Hi, thank you for your kind reply. I thought torch.cuda.empty_cache() will release the context. But I found something even more wired: if I just load the model2 (without loading model1). Two gpus are still used.

torch.cuda.empty_cache() will only remove all reserved and unused memory, which the custom caching allocator in PyTorch holds to avoid expensive memory allocations. The CUDA context won’t be freed.

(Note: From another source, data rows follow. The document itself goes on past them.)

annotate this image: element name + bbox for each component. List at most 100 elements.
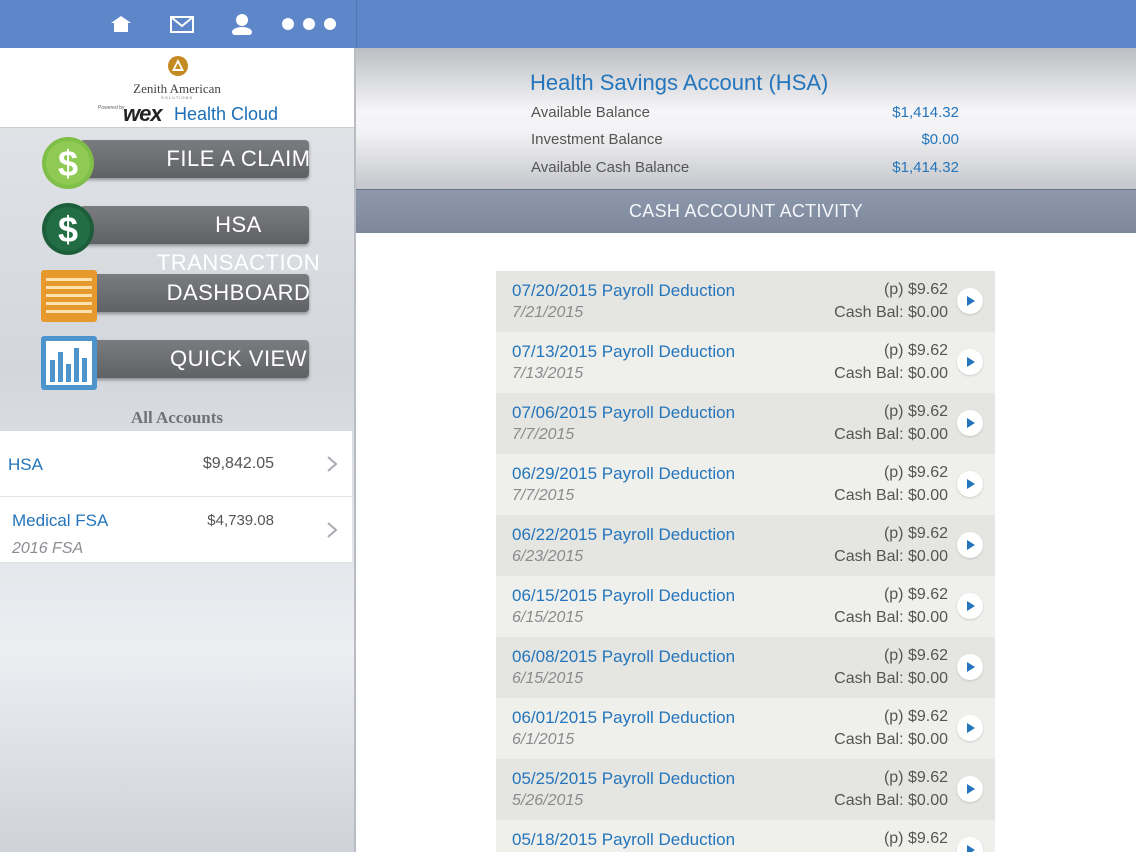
menu-bar: FILE A CLAIM <box>80 140 310 178</box>
transaction-row[interactable]: 05/18/2015 Payroll Deduction (p) $9.62 <box>496 820 995 852</box>
transaction-amount: (p) $9.62 <box>883 830 948 847</box>
account-name: Medical FSA <box>12 511 109 530</box>
transaction-amount: (p) $9.62 <box>883 708 948 725</box>
transaction-cash-balance: Cash Bal: $0.00 <box>834 670 948 687</box>
transaction-date: 7/13/2015 <box>512 365 584 382</box>
transaction-date: 6/23/2015 <box>512 548 584 565</box>
all-accounts-heading: All Accounts <box>130 408 224 427</box>
top-nav-bar <box>0 0 356 48</box>
transaction-amount: (p) $9.62 <box>883 647 948 664</box>
transaction-description: 06/22/2015 Payroll Deduction <box>512 525 736 544</box>
activity-list: 07/20/2015 Payroll Deduction 7/21/2015 (… <box>496 271 995 852</box>
transaction-amount: (p) $9.62 <box>883 769 948 786</box>
dashboard-icon <box>41 270 97 322</box>
brand-wex: wex <box>123 101 163 126</box>
balance-value: $1,414.32 <box>892 159 959 176</box>
transaction-date: 6/15/2015 <box>512 609 584 626</box>
transaction-row[interactable]: 06/01/2015 Payroll Deduction 6/1/2015 (p… <box>496 698 995 759</box>
transaction-date: 6/1/2015 <box>512 731 575 748</box>
transaction-row[interactable]: 06/15/2015 Payroll Deduction 6/15/2015 (… <box>496 576 995 637</box>
play-arrow-icon[interactable] <box>957 532 983 558</box>
top-bar-right <box>356 0 1136 48</box>
transaction-row[interactable]: 06/22/2015 Payroll Deduction 6/23/2015 (… <box>496 515 995 576</box>
chevron-right-icon <box>327 456 338 472</box>
play-arrow-icon[interactable] <box>957 654 983 680</box>
mail-icon[interactable] <box>169 12 195 36</box>
transaction-row[interactable]: 06/29/2015 Payroll Deduction 7/7/2015 (p… <box>496 454 995 515</box>
account-subtitle: 2016 FSA <box>12 540 84 557</box>
transaction-description: 06/29/2015 Payroll Deduction <box>512 464 736 483</box>
transaction-description: 06/01/2015 Payroll Deduction <box>512 708 736 727</box>
transaction-amount: (p) $9.62 <box>883 586 948 603</box>
dollar-icon: $ <box>42 203 94 255</box>
transaction-row[interactable]: 06/08/2015 Payroll Deduction 6/15/2015 (… <box>496 637 995 698</box>
brand-health-cloud: Health Cloud <box>174 104 279 124</box>
play-arrow-icon[interactable] <box>957 410 983 436</box>
transaction-row[interactable]: 07/13/2015 Payroll Deduction 7/13/2015 (… <box>496 332 995 393</box>
transaction-row[interactable]: 07/06/2015 Payroll Deduction 7/7/2015 (p… <box>496 393 995 454</box>
profile-icon[interactable] <box>230 12 254 36</box>
balance-label: Available Cash Balance <box>531 159 690 176</box>
transaction-date: 6/15/2015 <box>512 670 584 687</box>
balance-value: $0.00 <box>921 131 959 148</box>
accounts-list: HSA $9,842.05 Medical FSA 2016 FSA $4,73… <box>0 431 352 563</box>
play-arrow-icon[interactable] <box>957 349 983 375</box>
transaction-description: 05/25/2015 Payroll Deduction <box>512 769 736 788</box>
balance-label: Investment Balance <box>531 131 663 148</box>
menu-label: FILE A CLAIM <box>166 146 311 171</box>
page-title: Health Savings Account (HSA) <box>530 70 829 95</box>
account-name: HSA <box>8 455 43 474</box>
bar-chart-icon <box>41 336 97 390</box>
play-arrow-icon[interactable] <box>957 471 983 497</box>
logo-mark-icon <box>168 56 188 76</box>
menu-bar: DASHBOARD <box>80 274 310 312</box>
transaction-cash-balance: Cash Bal: $0.00 <box>834 731 948 748</box>
transaction-description: 06/08/2015 Payroll Deduction <box>512 647 736 666</box>
svg-text:$: $ <box>58 143 78 184</box>
brand-sub: SOLUTIONS <box>160 95 194 100</box>
cash-activity-heading: CASH ACCOUNT ACTIVITY <box>356 189 1136 233</box>
play-arrow-icon[interactable] <box>957 776 983 802</box>
hsa-transaction-button[interactable]: HSA TRANSACTION $ <box>40 202 320 275</box>
dashboard-button[interactable]: DASHBOARD <box>40 270 310 322</box>
transaction-cash-balance: Cash Bal: $0.00 <box>834 365 948 382</box>
transaction-amount: (p) $9.62 <box>883 281 948 298</box>
menu-bar: HSA TRANSACTION <box>80 206 320 275</box>
balance-label: Available Balance <box>531 104 650 121</box>
transaction-cash-balance: Cash Bal: $0.00 <box>834 548 948 565</box>
play-arrow-icon[interactable] <box>957 593 983 619</box>
transaction-description: 06/15/2015 Payroll Deduction <box>512 586 736 605</box>
transaction-amount: (p) $9.62 <box>883 464 948 481</box>
transaction-amount: (p) $9.62 <box>883 342 948 359</box>
hsa-summary-panel: Health Savings Account (HSA) Available B… <box>356 48 1136 189</box>
play-arrow-icon[interactable] <box>957 715 983 741</box>
brand-logo: Zenith American SOLUTIONS Powered by wex… <box>0 48 354 128</box>
dollar-icon: $ <box>42 137 94 189</box>
quick-view-button[interactable]: QUICK VIEW <box>40 336 310 390</box>
balance-value: $1,414.32 <box>892 104 959 121</box>
more-icon[interactable] <box>281 12 337 36</box>
sidebar: Zenith American SOLUTIONS Powered by wex… <box>0 48 356 852</box>
transaction-date: 7/21/2015 <box>512 304 584 321</box>
account-amount: $4,739.08 <box>207 512 274 529</box>
home-icon[interactable] <box>109 12 133 36</box>
transaction-date: 7/7/2015 <box>512 487 575 504</box>
transaction-cash-balance: Cash Bal: $0.00 <box>834 304 948 321</box>
play-arrow-icon[interactable] <box>957 837 983 852</box>
play-arrow-icon[interactable] <box>957 288 983 314</box>
transaction-row[interactable]: 05/25/2015 Payroll Deduction 5/26/2015 (… <box>496 759 995 820</box>
account-row-medical-fsa[interactable]: Medical FSA 2016 FSA $4,739.08 <box>0 497 352 563</box>
account-row-hsa[interactable]: HSA $9,842.05 <box>0 431 352 497</box>
transaction-description: 05/18/2015 Payroll Deduction <box>512 830 736 849</box>
transaction-description: 07/13/2015 Payroll Deduction <box>512 342 736 361</box>
menu-label: QUICK VIEW <box>169 346 307 371</box>
menu-label: HSA TRANSACTION <box>156 212 321 275</box>
transaction-row[interactable]: 07/20/2015 Payroll Deduction 7/21/2015 (… <box>496 271 995 332</box>
file-claim-button[interactable]: FILE A CLAIM $ <box>40 136 310 189</box>
transaction-date: 7/7/2015 <box>512 426 575 443</box>
transaction-amount: (p) $9.62 <box>883 525 948 542</box>
menu-bar: QUICK VIEW <box>80 340 309 378</box>
transaction-cash-balance: Cash Bal: $0.00 <box>834 609 948 626</box>
chevron-right-icon <box>327 522 338 538</box>
transaction-cash-balance: Cash Bal: $0.00 <box>834 792 948 809</box>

If I understand the map_location argument with a dict, it would remap the tensors from the key location to the value location, so both GPUs would be initially used (which should thus also create a context on both of them).
To avoid it you could store the state_dict on the CPU and map it to the desired GPU afterwards.

Hi, thank you for your help and patience. May I ask if it works in DistributedDataParallel as well? Since the doc reads

Besides, when loading the module, you need to provide an appropriate map_location argument to prevent a process to step into others’ devices. If map_location is missing, torch.load will first load the module to CPU and then copy each parameter to where it was saved, which would result in all processes on the same machine using the same set of devices.

You should be able to load a CPU state_dict to each device using DDP.
However, if the original state_dict was stored on a specific GPU, you might run into the mentioned issue.
Let me know, if this would be the case, as I haven’t seen it yet.